Autonomous Reasoning for Spacecraft Control: A Large Language Model Framework with Group Relative Policy Optimization

TL;DR

This paper introduces a novel framework combining large language models with group relative policy optimization to develop autonomous spacecraft control policies that are both effective and interpretable across various dynamical systems.

Contribution

It presents a two-stage training approach integrating supervised fine-tuning and GRPO, enabling LLMs to generate feasible control policies with human-readable explanations.

Findings

Successfully applied to linear and nonlinear control problems

Generated interpretable control sequences and explanations

Demonstrated feasibility in complex spacecraft attitude control

Abstract

This paper presents a learning-based guidance-and-control approach that couples a reasoning-enabled Large Language Model (LLM) with Group Relative Policy Optimization (GRPO). A two-stage procedure consisting of Supervised Fine-Tuning (SFT) to learn formatting and control primitives, followed by GRPO for interaction-driven policy improvement, trains controllers for each environment.

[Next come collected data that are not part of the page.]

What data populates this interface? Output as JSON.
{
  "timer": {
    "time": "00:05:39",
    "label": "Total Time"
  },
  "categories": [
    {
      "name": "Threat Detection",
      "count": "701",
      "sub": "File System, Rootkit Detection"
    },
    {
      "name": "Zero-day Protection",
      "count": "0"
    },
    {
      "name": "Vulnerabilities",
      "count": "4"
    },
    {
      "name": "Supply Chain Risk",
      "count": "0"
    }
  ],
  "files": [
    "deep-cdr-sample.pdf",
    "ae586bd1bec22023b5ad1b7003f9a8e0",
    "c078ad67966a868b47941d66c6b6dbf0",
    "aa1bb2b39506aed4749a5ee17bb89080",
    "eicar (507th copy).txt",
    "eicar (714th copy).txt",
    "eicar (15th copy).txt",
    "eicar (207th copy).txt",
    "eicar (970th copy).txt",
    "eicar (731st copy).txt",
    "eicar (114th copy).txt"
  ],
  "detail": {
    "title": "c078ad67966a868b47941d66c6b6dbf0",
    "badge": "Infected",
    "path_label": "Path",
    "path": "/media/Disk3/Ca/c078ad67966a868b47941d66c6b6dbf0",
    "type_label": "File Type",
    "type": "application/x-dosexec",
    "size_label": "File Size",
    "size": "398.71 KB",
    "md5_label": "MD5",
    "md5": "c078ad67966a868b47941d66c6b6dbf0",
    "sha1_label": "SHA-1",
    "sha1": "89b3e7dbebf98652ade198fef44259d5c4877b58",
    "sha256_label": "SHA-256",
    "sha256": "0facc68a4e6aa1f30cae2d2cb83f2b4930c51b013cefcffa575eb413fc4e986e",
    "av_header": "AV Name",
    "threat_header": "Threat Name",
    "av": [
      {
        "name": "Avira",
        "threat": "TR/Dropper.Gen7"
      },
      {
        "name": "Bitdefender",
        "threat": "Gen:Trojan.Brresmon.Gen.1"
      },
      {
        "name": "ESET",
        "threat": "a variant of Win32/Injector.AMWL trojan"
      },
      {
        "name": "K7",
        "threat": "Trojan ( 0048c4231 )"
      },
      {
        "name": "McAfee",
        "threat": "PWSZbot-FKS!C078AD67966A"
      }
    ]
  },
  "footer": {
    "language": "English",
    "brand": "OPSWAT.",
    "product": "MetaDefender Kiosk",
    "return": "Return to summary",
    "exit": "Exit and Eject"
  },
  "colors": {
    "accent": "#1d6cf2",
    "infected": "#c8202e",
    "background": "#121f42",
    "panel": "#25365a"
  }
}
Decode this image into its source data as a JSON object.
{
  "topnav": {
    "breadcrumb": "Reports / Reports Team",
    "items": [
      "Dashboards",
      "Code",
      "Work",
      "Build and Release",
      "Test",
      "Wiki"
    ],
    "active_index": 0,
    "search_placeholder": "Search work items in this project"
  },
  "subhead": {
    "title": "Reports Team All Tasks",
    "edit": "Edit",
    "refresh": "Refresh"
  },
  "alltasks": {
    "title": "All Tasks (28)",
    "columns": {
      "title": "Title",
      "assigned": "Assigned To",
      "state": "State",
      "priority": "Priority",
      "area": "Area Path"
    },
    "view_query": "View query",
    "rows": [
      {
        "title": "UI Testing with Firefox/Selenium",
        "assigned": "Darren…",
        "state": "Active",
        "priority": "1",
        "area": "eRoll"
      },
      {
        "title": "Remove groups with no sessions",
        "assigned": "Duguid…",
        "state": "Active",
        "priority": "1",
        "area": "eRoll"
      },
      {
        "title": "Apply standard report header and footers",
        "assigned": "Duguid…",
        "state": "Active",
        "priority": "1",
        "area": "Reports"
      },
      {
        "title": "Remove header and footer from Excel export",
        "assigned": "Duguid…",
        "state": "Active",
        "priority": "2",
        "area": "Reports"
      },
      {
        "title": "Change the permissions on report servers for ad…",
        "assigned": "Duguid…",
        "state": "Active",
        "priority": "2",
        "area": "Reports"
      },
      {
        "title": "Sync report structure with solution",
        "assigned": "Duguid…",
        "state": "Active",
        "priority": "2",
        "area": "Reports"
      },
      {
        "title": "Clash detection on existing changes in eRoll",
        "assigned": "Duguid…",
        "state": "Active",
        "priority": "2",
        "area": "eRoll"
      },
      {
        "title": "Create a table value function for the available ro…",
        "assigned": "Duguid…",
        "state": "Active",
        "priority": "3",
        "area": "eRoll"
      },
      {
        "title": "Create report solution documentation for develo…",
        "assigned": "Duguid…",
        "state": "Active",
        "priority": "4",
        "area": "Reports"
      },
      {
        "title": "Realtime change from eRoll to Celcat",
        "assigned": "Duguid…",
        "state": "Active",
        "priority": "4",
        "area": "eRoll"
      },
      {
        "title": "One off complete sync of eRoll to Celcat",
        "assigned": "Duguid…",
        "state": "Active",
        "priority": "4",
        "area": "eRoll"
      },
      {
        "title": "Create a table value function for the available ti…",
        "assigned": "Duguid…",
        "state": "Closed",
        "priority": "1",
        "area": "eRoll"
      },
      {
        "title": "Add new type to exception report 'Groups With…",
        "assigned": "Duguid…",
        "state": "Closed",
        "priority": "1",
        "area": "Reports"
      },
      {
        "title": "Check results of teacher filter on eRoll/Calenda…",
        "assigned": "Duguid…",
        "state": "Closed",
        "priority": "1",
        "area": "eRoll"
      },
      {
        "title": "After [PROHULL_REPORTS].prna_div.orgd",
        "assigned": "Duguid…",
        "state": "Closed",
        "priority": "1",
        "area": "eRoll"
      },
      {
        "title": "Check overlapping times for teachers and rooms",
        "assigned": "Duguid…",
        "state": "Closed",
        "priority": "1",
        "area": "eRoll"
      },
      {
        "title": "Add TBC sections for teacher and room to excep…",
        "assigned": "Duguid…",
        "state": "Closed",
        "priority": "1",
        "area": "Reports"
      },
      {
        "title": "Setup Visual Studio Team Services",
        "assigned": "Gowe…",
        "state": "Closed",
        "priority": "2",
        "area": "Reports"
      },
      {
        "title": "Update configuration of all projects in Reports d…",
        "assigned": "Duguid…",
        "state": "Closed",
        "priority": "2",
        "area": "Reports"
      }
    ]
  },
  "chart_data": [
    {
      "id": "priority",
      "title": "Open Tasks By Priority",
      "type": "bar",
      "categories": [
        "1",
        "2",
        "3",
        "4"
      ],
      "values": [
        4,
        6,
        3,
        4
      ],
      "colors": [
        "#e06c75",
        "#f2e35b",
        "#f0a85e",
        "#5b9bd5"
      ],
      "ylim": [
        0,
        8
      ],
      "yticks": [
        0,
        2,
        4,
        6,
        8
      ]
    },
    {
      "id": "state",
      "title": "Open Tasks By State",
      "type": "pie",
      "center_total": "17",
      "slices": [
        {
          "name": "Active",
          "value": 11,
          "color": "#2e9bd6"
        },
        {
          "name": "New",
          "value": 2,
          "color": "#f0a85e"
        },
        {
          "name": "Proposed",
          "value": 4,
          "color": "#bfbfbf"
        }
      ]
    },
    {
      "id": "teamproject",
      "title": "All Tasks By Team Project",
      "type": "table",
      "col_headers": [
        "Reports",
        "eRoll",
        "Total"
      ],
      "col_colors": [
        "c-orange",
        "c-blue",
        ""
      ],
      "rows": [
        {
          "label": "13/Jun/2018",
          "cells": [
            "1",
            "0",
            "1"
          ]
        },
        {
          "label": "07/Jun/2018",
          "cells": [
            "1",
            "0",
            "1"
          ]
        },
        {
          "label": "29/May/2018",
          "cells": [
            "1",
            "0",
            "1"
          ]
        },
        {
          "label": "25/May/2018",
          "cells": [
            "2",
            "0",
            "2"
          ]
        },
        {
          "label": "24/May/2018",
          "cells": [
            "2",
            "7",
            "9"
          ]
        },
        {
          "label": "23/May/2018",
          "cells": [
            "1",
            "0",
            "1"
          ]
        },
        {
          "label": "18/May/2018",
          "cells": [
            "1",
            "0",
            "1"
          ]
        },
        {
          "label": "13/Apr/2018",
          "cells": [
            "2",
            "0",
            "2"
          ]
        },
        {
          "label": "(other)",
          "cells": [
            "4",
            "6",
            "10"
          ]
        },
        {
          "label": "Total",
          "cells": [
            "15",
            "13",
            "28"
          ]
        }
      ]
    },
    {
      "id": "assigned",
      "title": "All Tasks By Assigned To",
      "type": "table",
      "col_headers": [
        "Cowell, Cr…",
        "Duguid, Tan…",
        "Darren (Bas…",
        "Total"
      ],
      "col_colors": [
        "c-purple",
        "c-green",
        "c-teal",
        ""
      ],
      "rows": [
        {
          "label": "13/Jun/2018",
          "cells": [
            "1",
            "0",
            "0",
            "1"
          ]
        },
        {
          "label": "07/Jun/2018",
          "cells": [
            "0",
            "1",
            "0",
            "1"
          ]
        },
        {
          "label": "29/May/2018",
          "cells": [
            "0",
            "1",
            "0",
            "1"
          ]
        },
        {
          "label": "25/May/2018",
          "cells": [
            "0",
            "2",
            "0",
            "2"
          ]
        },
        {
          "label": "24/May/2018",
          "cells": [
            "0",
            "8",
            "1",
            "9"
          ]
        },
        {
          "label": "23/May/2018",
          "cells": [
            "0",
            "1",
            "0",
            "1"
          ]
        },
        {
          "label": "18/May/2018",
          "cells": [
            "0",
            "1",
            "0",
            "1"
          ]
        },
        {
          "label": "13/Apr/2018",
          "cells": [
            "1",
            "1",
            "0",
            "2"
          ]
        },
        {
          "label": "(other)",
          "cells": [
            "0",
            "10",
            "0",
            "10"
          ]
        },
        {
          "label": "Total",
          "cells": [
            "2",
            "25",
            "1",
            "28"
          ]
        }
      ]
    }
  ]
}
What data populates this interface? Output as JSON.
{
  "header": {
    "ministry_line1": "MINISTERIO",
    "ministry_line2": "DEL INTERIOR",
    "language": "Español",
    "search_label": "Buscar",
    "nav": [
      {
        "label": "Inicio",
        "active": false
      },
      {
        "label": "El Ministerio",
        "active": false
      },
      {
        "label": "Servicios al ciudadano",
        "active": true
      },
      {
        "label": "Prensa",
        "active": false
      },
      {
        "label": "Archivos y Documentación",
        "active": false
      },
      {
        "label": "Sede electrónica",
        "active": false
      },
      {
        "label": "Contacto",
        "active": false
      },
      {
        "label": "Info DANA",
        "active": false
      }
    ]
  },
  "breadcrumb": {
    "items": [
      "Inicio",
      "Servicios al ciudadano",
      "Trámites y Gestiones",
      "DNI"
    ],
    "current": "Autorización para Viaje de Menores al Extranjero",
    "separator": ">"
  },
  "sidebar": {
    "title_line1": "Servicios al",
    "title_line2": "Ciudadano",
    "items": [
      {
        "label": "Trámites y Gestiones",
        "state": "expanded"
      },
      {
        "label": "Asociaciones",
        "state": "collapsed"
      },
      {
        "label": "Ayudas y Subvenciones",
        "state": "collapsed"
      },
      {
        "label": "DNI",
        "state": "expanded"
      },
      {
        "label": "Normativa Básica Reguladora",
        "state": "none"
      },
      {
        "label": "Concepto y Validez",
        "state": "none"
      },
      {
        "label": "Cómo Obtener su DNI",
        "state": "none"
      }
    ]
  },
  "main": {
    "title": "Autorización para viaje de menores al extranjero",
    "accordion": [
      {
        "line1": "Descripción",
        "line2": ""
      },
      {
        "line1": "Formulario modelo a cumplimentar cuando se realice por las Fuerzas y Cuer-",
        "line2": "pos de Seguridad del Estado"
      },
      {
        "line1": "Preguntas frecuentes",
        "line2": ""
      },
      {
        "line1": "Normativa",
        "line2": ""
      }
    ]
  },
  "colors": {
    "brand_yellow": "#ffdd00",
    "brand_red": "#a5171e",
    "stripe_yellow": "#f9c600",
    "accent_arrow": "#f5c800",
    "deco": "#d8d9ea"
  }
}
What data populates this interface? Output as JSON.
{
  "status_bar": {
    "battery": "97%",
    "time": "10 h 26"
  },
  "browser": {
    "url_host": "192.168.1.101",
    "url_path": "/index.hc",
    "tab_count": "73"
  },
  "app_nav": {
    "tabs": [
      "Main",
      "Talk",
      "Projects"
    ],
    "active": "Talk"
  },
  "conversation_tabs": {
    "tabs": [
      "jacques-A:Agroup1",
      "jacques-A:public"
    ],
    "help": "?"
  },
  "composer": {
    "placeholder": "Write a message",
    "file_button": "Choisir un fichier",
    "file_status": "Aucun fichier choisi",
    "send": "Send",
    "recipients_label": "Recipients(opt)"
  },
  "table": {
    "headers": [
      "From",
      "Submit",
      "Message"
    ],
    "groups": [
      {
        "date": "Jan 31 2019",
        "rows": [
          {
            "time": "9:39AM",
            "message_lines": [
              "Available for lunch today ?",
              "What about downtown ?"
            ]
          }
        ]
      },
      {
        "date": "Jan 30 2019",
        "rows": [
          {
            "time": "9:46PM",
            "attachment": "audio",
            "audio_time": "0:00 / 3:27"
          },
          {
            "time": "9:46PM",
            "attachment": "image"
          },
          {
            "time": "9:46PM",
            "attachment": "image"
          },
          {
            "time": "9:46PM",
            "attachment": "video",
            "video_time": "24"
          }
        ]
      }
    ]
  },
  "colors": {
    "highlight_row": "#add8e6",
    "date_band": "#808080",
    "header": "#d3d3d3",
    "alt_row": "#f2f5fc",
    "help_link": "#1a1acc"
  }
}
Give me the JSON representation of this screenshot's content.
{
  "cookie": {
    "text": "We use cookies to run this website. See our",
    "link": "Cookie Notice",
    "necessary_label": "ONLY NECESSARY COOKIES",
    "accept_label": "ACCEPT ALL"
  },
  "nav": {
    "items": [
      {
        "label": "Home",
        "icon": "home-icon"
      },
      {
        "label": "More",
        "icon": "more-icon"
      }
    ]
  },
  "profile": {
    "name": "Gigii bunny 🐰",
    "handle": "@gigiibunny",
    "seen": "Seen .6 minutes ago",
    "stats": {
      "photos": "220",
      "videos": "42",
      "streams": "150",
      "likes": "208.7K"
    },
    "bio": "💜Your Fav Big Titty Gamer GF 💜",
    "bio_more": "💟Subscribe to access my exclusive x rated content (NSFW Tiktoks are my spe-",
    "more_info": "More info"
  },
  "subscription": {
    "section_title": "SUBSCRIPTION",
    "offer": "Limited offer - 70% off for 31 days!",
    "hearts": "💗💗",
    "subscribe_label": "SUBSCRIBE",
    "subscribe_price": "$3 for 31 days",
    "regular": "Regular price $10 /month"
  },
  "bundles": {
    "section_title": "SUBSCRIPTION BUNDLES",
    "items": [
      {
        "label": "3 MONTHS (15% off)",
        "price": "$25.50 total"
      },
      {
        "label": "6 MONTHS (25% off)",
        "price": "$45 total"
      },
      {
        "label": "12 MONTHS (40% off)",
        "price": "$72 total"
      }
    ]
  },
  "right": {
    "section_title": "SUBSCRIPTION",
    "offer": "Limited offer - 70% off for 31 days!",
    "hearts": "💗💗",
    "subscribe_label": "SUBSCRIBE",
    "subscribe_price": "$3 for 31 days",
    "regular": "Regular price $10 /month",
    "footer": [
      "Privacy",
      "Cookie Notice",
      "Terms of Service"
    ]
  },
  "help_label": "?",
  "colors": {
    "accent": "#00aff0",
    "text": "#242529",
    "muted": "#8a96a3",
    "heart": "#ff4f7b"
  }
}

The framework is demonstrated on four control problems spanning a gradient of dynamical complexity, from canonical linear systems through nonlinear oscillatory dynamics to three-dimensional spacecraft attitude control with gyroscopic coupling and thrust constraints. Results demonstrate that an LLM with explicit reasoning, optimized via GRPO, can synthesize feasible stabilizing policies under consistent training settings across both linear and nonlinear systems. The two-stage training methodology enables models to generate control sequences while providing human-readable explanations of their decision-making process. This work establishes a foundation for applying GRPO-based reasoning to autonomous control systems, with potential applications in aerospace and other safety-critical domains.